Na segunda-feira, a CGU publicou o primeiro relatório ordenado por Dino há um mês. Em mais de 300 páginas, entre outras coisas, a a Controladoria listou os 10 municípios que mais receberam verbas do orçamento secreto. Dentre eles, cinco ficam no Amapá, um na Paraíba, um na Bahia, um em Goiás e o último em Santa Catarina.

Como o levantamento se concentrou em poucas localidades, sendo a maioria na região Norte, o ministro determinou uma mudança na metodologia. Agora, a CGU deverá listar os seis municípios de cada região que mais receberam recursos.

Na prática, isso poderá mostrar como e quais estados foram mais agraciados com as emendas de relator e de bancada, que ordenam gastos praticamente sem controle ou transparência. Também poderá escancarar abusos que não ficaram restritos apenas aos 10 municípios mostrados na análise anterior.

Do ponto de vista político, a decisão tem impacto direto no relacionamento já conturbado entre os presidentes do Senado e da Câmara com o STF. O excesso de cidades do Amapá na lista nacional, já demonstrou o poder do senador Davi Alcolumbre, que foi um dos pais do orçamento secreto. O parlamentar é o mais cotado para substituir Rodrigo Pacheco no comando do Senado, em 2025.

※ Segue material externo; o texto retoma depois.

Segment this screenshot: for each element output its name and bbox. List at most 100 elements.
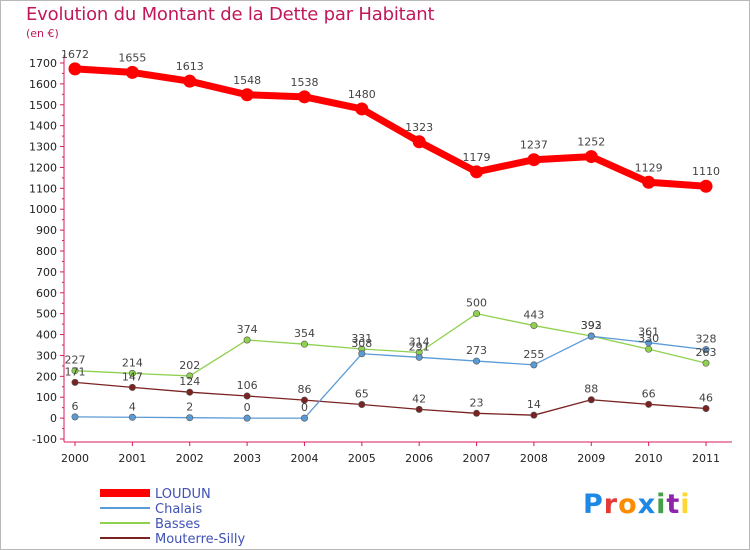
x-tick-label: 2009 [577, 452, 605, 465]
data-label: 1672 [61, 48, 89, 61]
data-point [186, 388, 194, 396]
unit-label: (en €) [26, 27, 59, 40]
data-point [128, 369, 136, 377]
data-label: 291 [409, 340, 430, 353]
data-point [702, 359, 710, 367]
data-label: 1613 [176, 60, 204, 73]
x-tick-label: 2005 [348, 452, 376, 465]
x-tick-label: 2006 [405, 452, 433, 465]
data-point [71, 378, 79, 386]
data-label: 202 [179, 359, 200, 372]
data-label: 1237 [520, 139, 548, 152]
x-tick-label: 2003 [233, 452, 261, 465]
y-tick-label: 200 [36, 370, 57, 383]
data-label: 330 [638, 332, 659, 345]
y-tick-label: 900 [36, 224, 57, 237]
data-label: 314 [409, 336, 430, 349]
data-point [415, 405, 423, 413]
data-point [645, 339, 653, 347]
data-label: 65 [355, 388, 369, 401]
y-tick-label: 600 [36, 287, 57, 300]
data-label: 0 [244, 401, 251, 414]
data-point [645, 400, 653, 408]
data-point [642, 175, 656, 189]
data-label: 374 [237, 323, 258, 336]
proxiti-logo: Proxiti [583, 489, 691, 520]
data-point [128, 413, 136, 421]
y-tick-label: 1600 [29, 78, 57, 91]
data-point [530, 322, 538, 330]
x-tick-label: 2010 [635, 452, 663, 465]
data-label: 214 [122, 356, 143, 369]
data-label: 106 [237, 379, 258, 392]
data-point [125, 65, 139, 79]
data-point [300, 396, 308, 404]
data-point [71, 367, 79, 375]
data-label: 1129 [635, 161, 663, 174]
data-label: 124 [179, 375, 200, 388]
y-tick-label: -100 [32, 433, 57, 446]
data-label: 4 [129, 400, 136, 413]
y-tick-label: 1500 [29, 99, 57, 112]
y-tick-label: 700 [36, 266, 57, 279]
y-tick-label: 1400 [29, 120, 57, 133]
data-label: 500 [466, 297, 487, 310]
data-point [186, 372, 194, 380]
data-point [240, 88, 254, 102]
data-point [128, 383, 136, 391]
data-label: 328 [696, 333, 717, 346]
data-point [297, 90, 311, 104]
data-label: 393 [581, 319, 602, 332]
data-label: 88 [584, 383, 598, 396]
data-point [702, 405, 710, 413]
data-label: 46 [699, 392, 713, 405]
y-tick-label: 0 [50, 412, 57, 425]
y-tick-label: 1700 [29, 57, 57, 70]
data-label: 1179 [463, 151, 491, 164]
data-label: 66 [642, 387, 656, 400]
data-label: 443 [523, 309, 544, 322]
data-label: 392 [581, 319, 602, 332]
y-tick-label: 400 [36, 329, 57, 342]
y-tick-label: 800 [36, 245, 57, 258]
data-label: 1480 [348, 88, 376, 101]
x-tick-label: 2004 [290, 452, 318, 465]
data-label: 255 [523, 348, 544, 361]
series-line-basses [74, 313, 707, 377]
y-tick-label: 1100 [29, 182, 57, 195]
data-label: 361 [638, 326, 659, 339]
data-point [300, 414, 308, 422]
y-tick-label: 100 [36, 391, 57, 404]
y-tick-label: 1200 [29, 161, 57, 174]
data-point [186, 414, 194, 422]
data-point [530, 361, 538, 369]
data-label: 0 [301, 401, 308, 414]
data-label: 23 [470, 396, 484, 409]
y-tick-label: 500 [36, 308, 57, 321]
data-label: 6 [72, 400, 79, 413]
data-label: 86 [297, 383, 311, 396]
data-point [587, 396, 595, 404]
x-tick-label: 2008 [520, 452, 548, 465]
data-point [300, 340, 308, 348]
data-label: 331 [351, 332, 372, 345]
data-point [645, 345, 653, 353]
legend-label: Chalais [155, 502, 202, 517]
data-point [412, 135, 426, 149]
data-point [702, 346, 710, 354]
x-tick-label: 2011 [692, 452, 720, 465]
y-tick-label: 1300 [29, 141, 57, 154]
data-point [183, 74, 197, 88]
data-point [243, 392, 251, 400]
data-point [473, 409, 481, 417]
data-point [415, 353, 423, 361]
series-line-chalais [74, 335, 707, 419]
legend-label: Mouterre-Silly [155, 532, 245, 547]
data-label: 171 [65, 365, 86, 378]
x-tick-label: 2007 [463, 452, 491, 465]
data-labels: 1672 1655 1613 1548 1538 1480 1323 1179 1237 1252… [61, 48, 720, 414]
data-point [584, 150, 598, 164]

“Compreendo que para um melhor dimensionamento dos impactos da ausência de transparência e rastreabilidade na execução de emendas parlamentares (RP 9 e RP 8) é necessária a ampliação da amostragem de municípios, de modo a que se possa chegar a um diagnóstico federativo mais equilibrado”, argumentou o ministro. Ainda de acordo com ele, a CGU terá 60 dias para produzir o novo relatório.